SEC Charges Former Polycom CEO with Hiding Perks From Investors
March 31, 2015 (Litigation Release No. 53)
Andrew Miller, former CEO of Polycom, has been charged by the SEC for his undisclosed use of corporate funds for personal perks. It is alleged that Miller spent almost $200,000 of corporate funds for personal travel, clothing, gift cards, sports tickets, and other goods and services. It is also alleged that, in order to hide this misuse, Miller falsified expense reports, falsely claimed trips and events to be business related, and conspired with his travel agent. Polycom has already settled with the SEC for $750,000 for providing insufficient oversight and failing to disclose these perks to investors.

SEC: Companies Cannot Stifle Whistleblowers in Confidentiality Agreements
April 1, 2015 (Litigation Release No. 54)
The SEC announced its first enforcement of the whistleblower protection rule 21F-17. Rule 21F-17, enacted under the Dodd-Frank Act, proscribes corporate actions that would hinder whistleblowers from reporting to the SEC. The company charged, KBR Inc., was found to have required witnesses of some internal investigations to sign confidentiality documents that warned of disciplinary actions or termination for discussing with third parties without the consent of the KBR legal department. KBR agreed to a $130,000 penalty and has voluntarily modified its confidentiality statements to allow unannounced reporting to federal agencies.

SEC Charges North Carolina Executive With Fraud
April 1, 2015 (Litigation Release No. 55)
Former CEO Timothy Scronce has been charged for defrauding PCTEL Inc. and its investors during and after their acquisition of his firm TelWorx Communications LLC. According to the SEC’s investigation, in the preceding months of the acquisition, Scronce falsified TelWorx’s accounting in order to inflate its revenue and earnings. This activity is alleged to have continued after the acquisition. Scronce has agreed to the SEC’s order without admitting or denying the charges. He will return his alleged ill-gotten gains with interest, pay a penalty, and be barred from serving as a director or officer of a public company for ten years. Two other former executives of TelWorx have been charged and settled with the SEC in separate proceedings.

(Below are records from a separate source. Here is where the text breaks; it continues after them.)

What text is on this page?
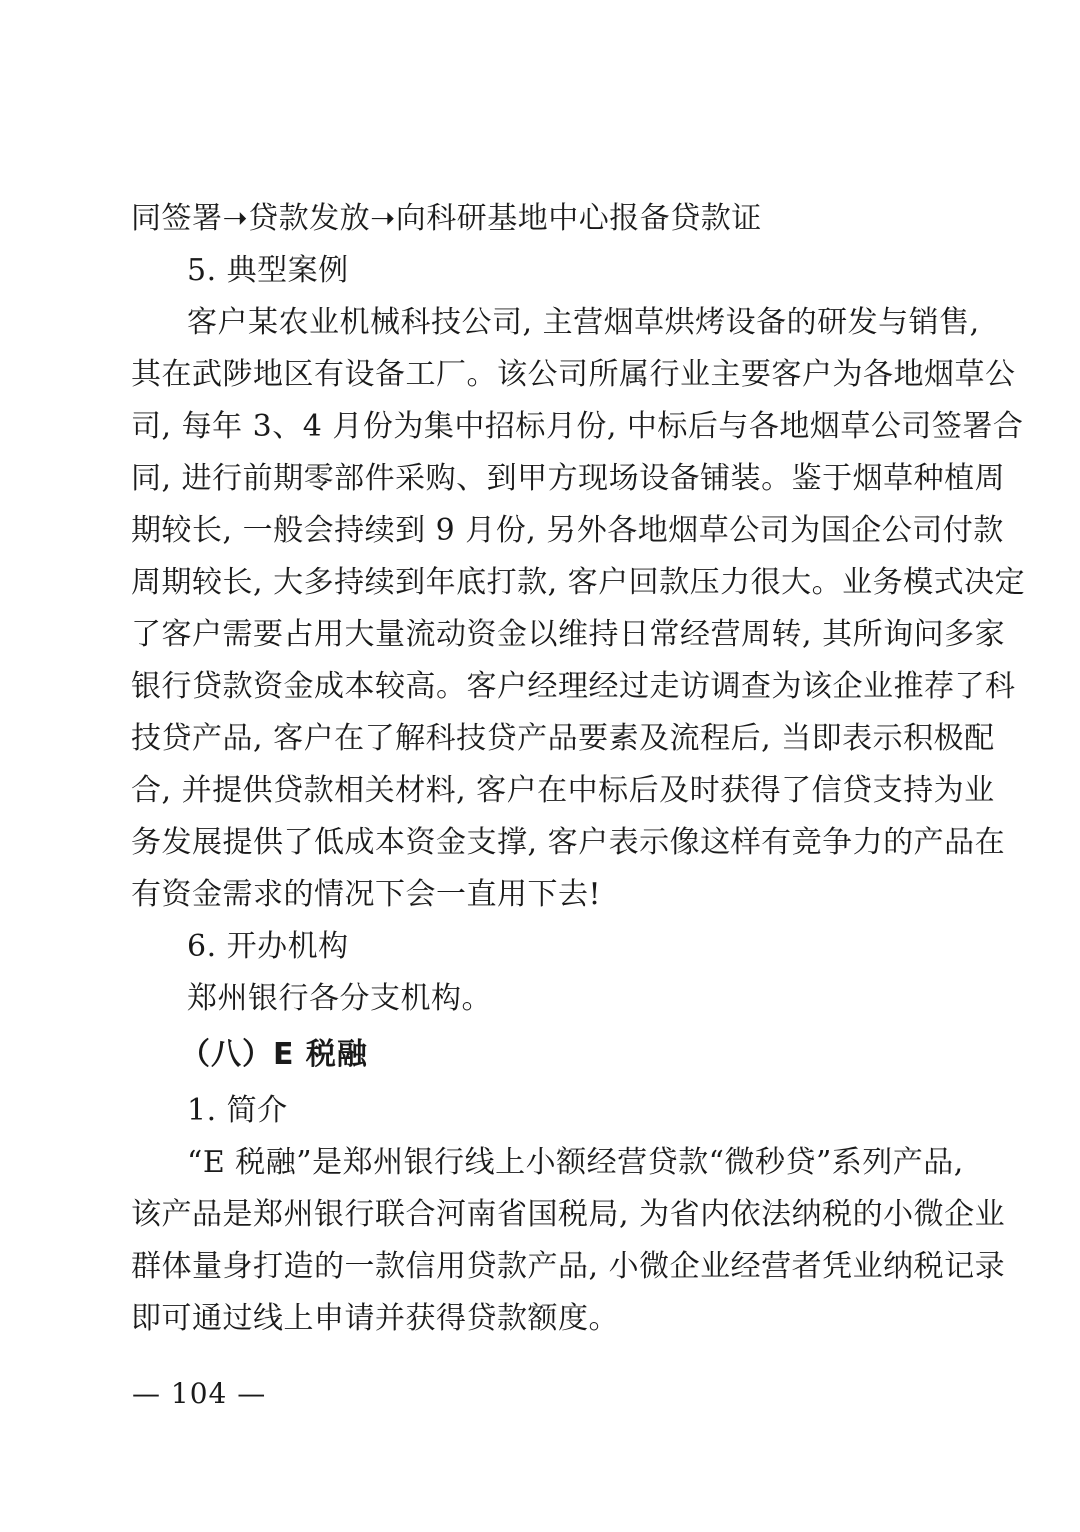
同签署➝贷款发放➝向科研基地中心报备贷款证
5. 典型案例
客户某农业机械科技公司, 主营烟草烘烤设备的研发与销售,
其在武陟地区有设备工厂。该公司所属行业主要客户为各地烟草公
司, 每年 3、4 月份为集中招标月份, 中标后与各地烟草公司签署合
同, 进行前期零部件采购、到甲方现场设备铺装。鉴于烟草种植周
期较长, 一般会持续到 9 月份, 另外各地烟草公司为国企公司付款
周期较长, 大多持续到年底打款, 客户回款压力很大。业务模式决定
了客户需要占用大量流动资金以维持日常经营周转, 其所询问多家
银行贷款资金成本较高。客户经理经过走访调查为该企业推荐了科
技贷产品, 客户在了解科技贷产品要素及流程后, 当即表示积极配
合, 并提供贷款相关材料, 客户在中标后及时获得了信贷支持为业
务发展提供了低成本资金支撑, 客户表示像这样有竞争力的产品在
有资金需求的情况下会一直用下去!
6. 开办机构
郑州银行各分支机构。
（八）E 税融
1. 简介
“E 税融”是郑州银行线上小额经营贷款“微秒贷”系列产品,
该产品是郑州银行联合河南省国税局, 为省内依法纳税的小微企业
群体量身打造的一款信用贷款产品, 小微企业经营者凭业纳税记录
即可通过线上申请并获得贷款额度。
— 104 —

SEC Charges Friends With Insider Trading on Acquisitin of Cooper Tire
April 1, 2015 (Litigation Release No. 56)
Amit Kanodia and Iftikar Ahmed have been charged by the SEC for insider trading. The longtime friends are alleged to have used insider information regarding the acquisition of Cooper Tire and Rubber Company by Apollo Tyres Ltd. to collect over $1.1 million. The SEC alleges that Kanodia learned of the acquisition through his wife, who was serving as general counsel to Apollo Tyres. It is alleged that Kanodia gave this information to Ahmed, who then bought large amounts of Cooper Tire stock and options. After the public announcement of the acquisition, Cooper Tyres’s stock price rose 41% and Ahmed sold his holdings. It is alleged that another close friend was informed, profited and paid Kanodia back in the same way as Ahmed, using a “charity” owned by Kanodia.


Wednesday, April 1, 2015

Gilbert v Stifel Nicolaus et al - $1.5 million Churning Award

In March 2015, a FINRA arbitration panel in Jackson, MS ordered Stifel Nicolaus to pay $1,542,342 in compensatory damages and attorney fees after a hearing wherein the Claimant alleged Respondents churned the Claimant's accounts. You can read the award here. Dr. McCann testified to the egregiousness of the churning and damages on behalf of the Claimant.